Combo mythique du rap français, le parcours de La Cliqua, en forme d'étoile filante, appartient désormais à l'Histoire de la musique. D'une composition large à l'origine, le crew s'est par la suite grandement recentré sur un nombre réduit de membres pour aboutir sur un trio de rappeurs conçu pour durer. Avec Rocca, le rappeur colombien à la hargne éprouvée par les freestyles et les battles, Daddy Lord C, le boxeur des mots et des idées, et enfin Raphaël, le jeune combattant rallié au combo, l'équipe fait office de milice crépusculaire dans un rap français en pleine reconnaissance. Avançant dans l'ombre, les trois guérilleros (suivi de près par Gallegos) ne ménagent pas les couplets coups de poing pour s'imposer aux oreilles d'un public saisi.

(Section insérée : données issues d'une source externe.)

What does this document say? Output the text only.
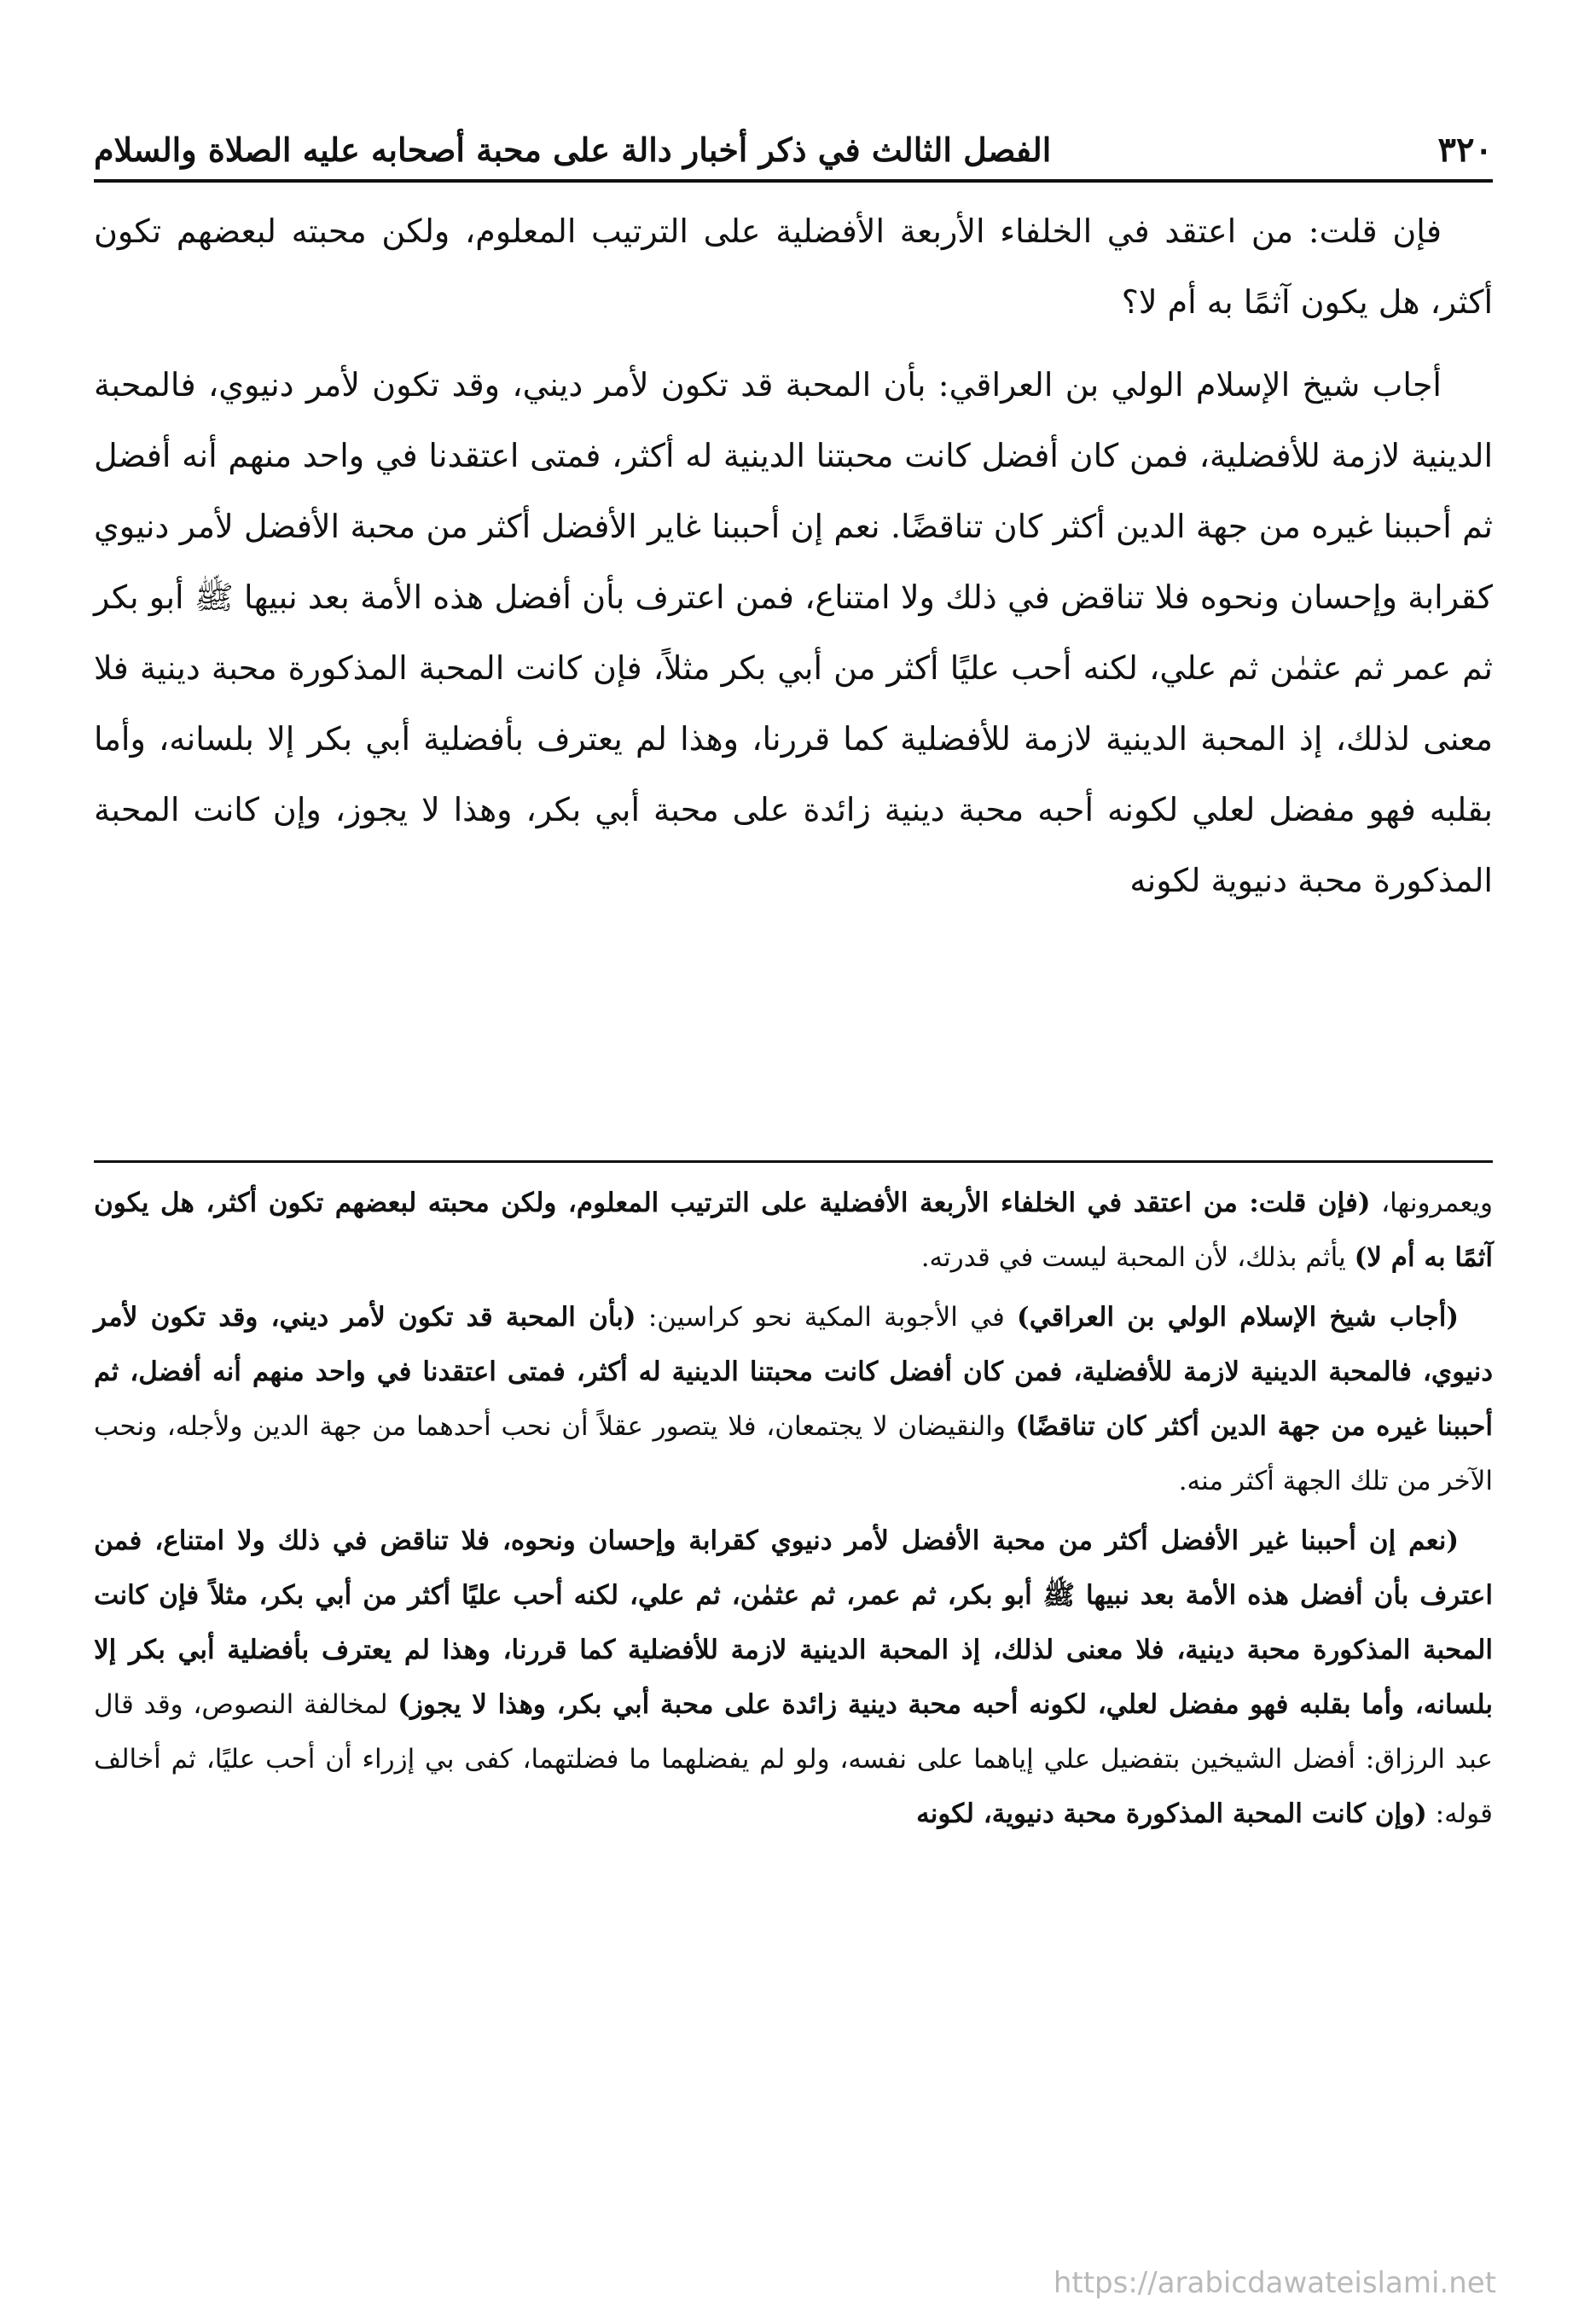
٣٢٠
الفصل الثالث في ذكر أخبار دالة على محبة أصحابه عليه الصلاة والسلام

فإن قلت: من اعتقد في الخلفاء الأربعة الأفضلية على الترتيب المعلوم، ولكن محبته لبعضهم تكون أكثر، هل يكون آثمًا به أم لا؟

أجاب شيخ الإسلام الولي بن العراقي: بأن المحبة قد تكون لأمر ديني، وقد تكون لأمر دنيوي، فالمحبة الدينية لازمة للأفضلية، فمن كان أفضل كانت محبتنا الدينية له أكثر، فمتى اعتقدنا في واحد منهم أنه أفضل ثم أحببنا غيره من جهة الدين أكثر كان تناقضًا. نعم إن أحببنا غاير الأفضل أكثر من محبة الأفضل لأمر دنيوي كقرابة وإحسان ونحوه فلا تناقض في ذلك ولا امتناع، فمن اعترف بأن أفضل هذه الأمة بعد نبيها ﷺ أبو بكر ثم عمر ثم عثمٰن ثم علي، لكنه أحب عليًا أكثر من أبي بكر مثلاً، فإن كانت المحبة المذكورة محبة دينية فلا معنى لذلك، إذ المحبة الدينية لازمة للأفضلية كما قررنا، وهذا لم يعترف بأفضلية أبي بكر إلا بلسانه، وأما بقلبه فهو مفضل لعلي لكونه أحبه محبة دينية زائدة على محبة أبي بكر، وهذا لا يجوز، وإن كانت المحبة المذكورة محبة دنيوية لكونه

ويعمرونها، (فإن قلت: من اعتقد في الخلفاء الأربعة الأفضلية على الترتيب المعلوم، ولكن محبته لبعضهم تكون أكثر، هل يكون آثمًا به أم لا) يأثم بذلك، لأن المحبة ليست في قدرته.

(أجاب شيخ الإسلام الولي بن العراقي) في الأجوبة المكية نحو كراسين: (بأن المحبة قد تكون لأمر ديني، وقد تكون لأمر دنيوي، فالمحبة الدينية لازمة للأفضلية، فمن كان أفضل كانت محبتنا الدينية له أكثر، فمتى اعتقدنا في واحد منهم أنه أفضل، ثم أحببنا غيره من جهة الدين أكثر كان تناقضًا) والنقيضان لا يجتمعان، فلا يتصور عقلاً أن نحب أحدهما من جهة الدين ولأجله، ونحب الآخر من تلك الجهة أكثر منه.

(نعم إن أحببنا غير الأفضل أكثر من محبة الأفضل لأمر دنيوي كقرابة وإحسان ونحوه، فلا تناقض في ذلك ولا امتناع، فمن اعترف بأن أفضل هذه الأمة بعد نبيها ﷺ أبو بكر، ثم عمر، ثم عثمٰن، ثم علي، لكنه أحب عليًا أكثر من أبي بكر، مثلاً فإن كانت المحبة المذكورة محبة دينية، فلا معنى لذلك، إذ المحبة الدينية لازمة للأفضلية كما قررنا، وهذا لم يعترف بأفضلية أبي بكر إلا بلسانه، وأما بقلبه فهو مفضل لعلي، لكونه أحبه محبة دينية زائدة على محبة أبي بكر، وهذا لا يجوز) لمخالفة النصوص، وقد قال عبد الرزاق: أفضل الشيخين بتفضيل علي إياهما على نفسه، ولو لم يفضلهما ما فضلتهما، كفى بي إزراء أن أحب عليًا، ثم أخالف قوله: (وإن كانت المحبة المذكورة محبة دنيوية، لكونه

https://arabicdawateislami.net
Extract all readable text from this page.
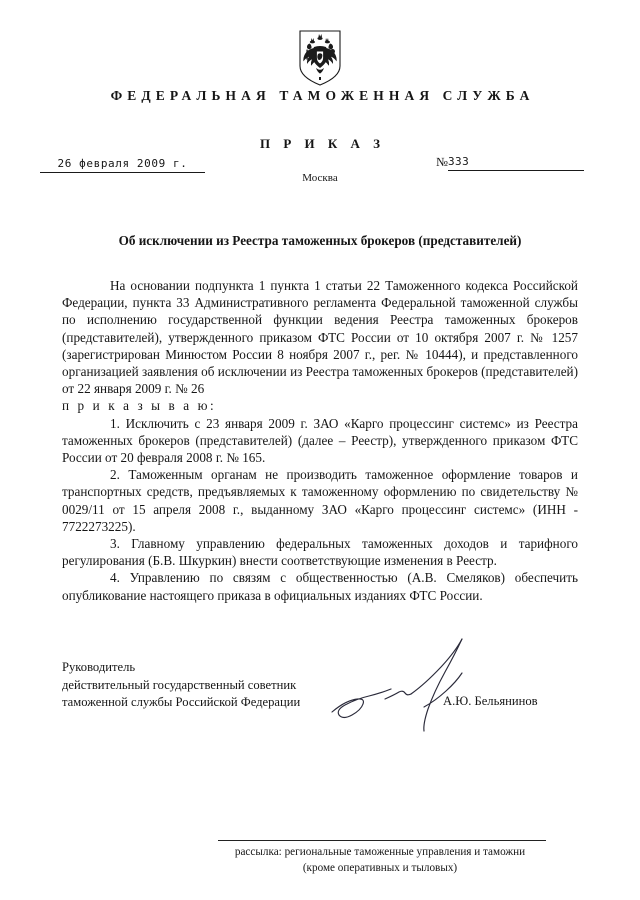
ФЕДЕРАЛЬНАЯ ТАМОЖЕННАЯ СЛУЖБА
П Р И К А З
26 февраля 2009 г.
Москва
№ 333
Об исключении из Реестра таможенных брокеров (представителей)

На основании подпункта 1 пункта 1 статьи 22 Таможенного кодекса Российской Федерации, пункта 33 Административного регламента Федеральной таможенной службы по исполнению государственной функции ведения Реестра таможенных брокеров (представителей), утвержденного приказом ФТС России от 10 октября 2007 г. № 1257 (зарегистрирован Минюстом России 8 ноября 2007 г., рег. № 10444), и представленного организацией заявления об исключении из Реестра таможенных брокеров (представителей) от 22 января 2009 г. № 26

п р и к а з ы в а ю:

1. Исключить с 23 января 2009 г. ЗАО «Карго процессинг системс» из Реестра таможенных брокеров (представителей) (далее – Реестр), утвержденного приказом ФТС России от 20 февраля 2008 г. № 165.

2. Таможенным органам не производить таможенное оформление товаров и транспортных средств, предъявляемых к таможенному оформлению по свидетельству № 0029/11 от 15 апреля 2008 г., выданному ЗАО «Карго процессинг системс» (ИНН - 7722273225).

3. Главному управлению федеральных таможенных доходов и тарифного регулирования (Б.В. Шкуркин) внести соответствующие изменения в Реестр.

4. Управлению по связям с общественностью (А.В. Смеляков) обеспечить опубликование настоящего приказа в официальных изданиях ФТС России.

Руководитель
действительный государственный советник
таможенной службы Российской Федерации	А.Ю. Бельянинов
рассылка: региональные таможенные управления и таможни
(кроме оперативных и тыловых)
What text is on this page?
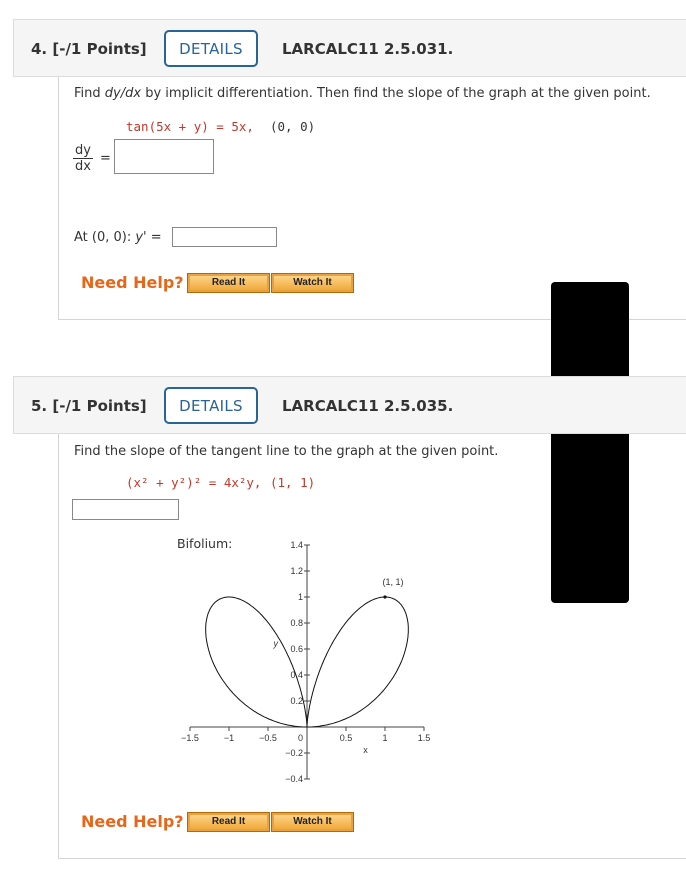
4. [-/1 Points]	DETAILS	LARCALC11 2.5.031.
Find dy/dx by implicit differentiation. Then find the slope of the graph at the given point.
tan(5x + y) = 5x, (0, 0)
$\frac{dy}{dx}$ =
At (0, 0): y' =
Need Help?	Read It	Watch It
5. [-/1 Points]	DETAILS	LARCALC11 2.5.035.
Find the slope of the tangent line to the graph at the given point.
(x² + y²)² = 4x²y, (1, 1)
Bifolium:
−1.5	−1	−0.5 0	0.5	1	1.5
1.4
1.2
1
0.8
0.6
0.4
0.2
−0.2
−0.4
x
y
(1, 1)
Need Help?	Read It	Watch It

Pour quiconque aurait manqué le début des tribulations du trio, « 3 Rounds » permet de faire les présentations dans une ambiance chauffée à blanc. Rocca semble bondir d'un bosquet, poignard entre les mâchoires, alors que Daddy Lord C n'épargne pas la concurrence pour une entrée sur le ring en grande pompe. Raphaël, qui ferme la marche, fait valoir une personnalité juvénile doublée d'une présence artistique en pleine construction (le rookie de la bande, en quelque sorte). Fidèles parmi les fidèles aux valeurs fondatrices du Hip Hop, ainsi qu'à l'esprit de leur collectif, les trois acolytes affirment solidarité et dévouement à plusieurs reprises. En forme de profession de foi, « Né Pour Ca » ou encore « Les Incorruptibles » donnent le ton d'un rap engagé, mené au corps à corps. Efficaces chacun dans leur style, les membres du groupe enchaînent les couplets dans une atmosphère pesante et sombre, indéniablement inspirée des recoins de QB (et notamment de leurs plus fiers représentants, Mobb Deep). « Le Grand Bluff » ou « Pas de Place Pour Les Traîtres » n'ont de cesse de faire monter la tension jusqu'au point d'orgue, « Un Dernier Jour Sur Terre », marqué par une nostalgie mais pas par les regrets. La demie-mesure n'est pas de mise, et le ton apparaît régulièrement « jusqu'au-boutiste ». L'alchimie entre les trois rappeurs prend alors une ampleur certaine, les tons et les plumes s'entremêlant dans une dimension quasi mystique (et pour le moins mythique).
Considéré encore par beaucoup comme l'album « à la licorne » (le titre éponyme n'était effectivement pas des plus judicieux…), ce dernier tir groupé de La Cliqua continue d'alimenter les regrets autour de la disparition d'un collectif efficace et complet, dont le potentiel reste l'une des mines d'or les moins exploitées du rap français. Nul doute que l'accueil commercial frileux réservé à cet opus, écrit avec les tripes, n'a pas favorisé la poursuite de l'aventure pour les protagonistes du crew. Il s'avère néanmoins qu'avec le recul des années et le bienfait des écoutes répétées et prolongées, un album d'une telle teneur reste une pierre angulaire pour toute discographie qui se respecte. C'est peut-être parce qu'ils sont aujourd'hui lavés de cette aigreur que les guerriers urbains de La Cliqua ont prévu de se réunir en 2008 pour un concert déjà historique (Festival L'Original, Lyon).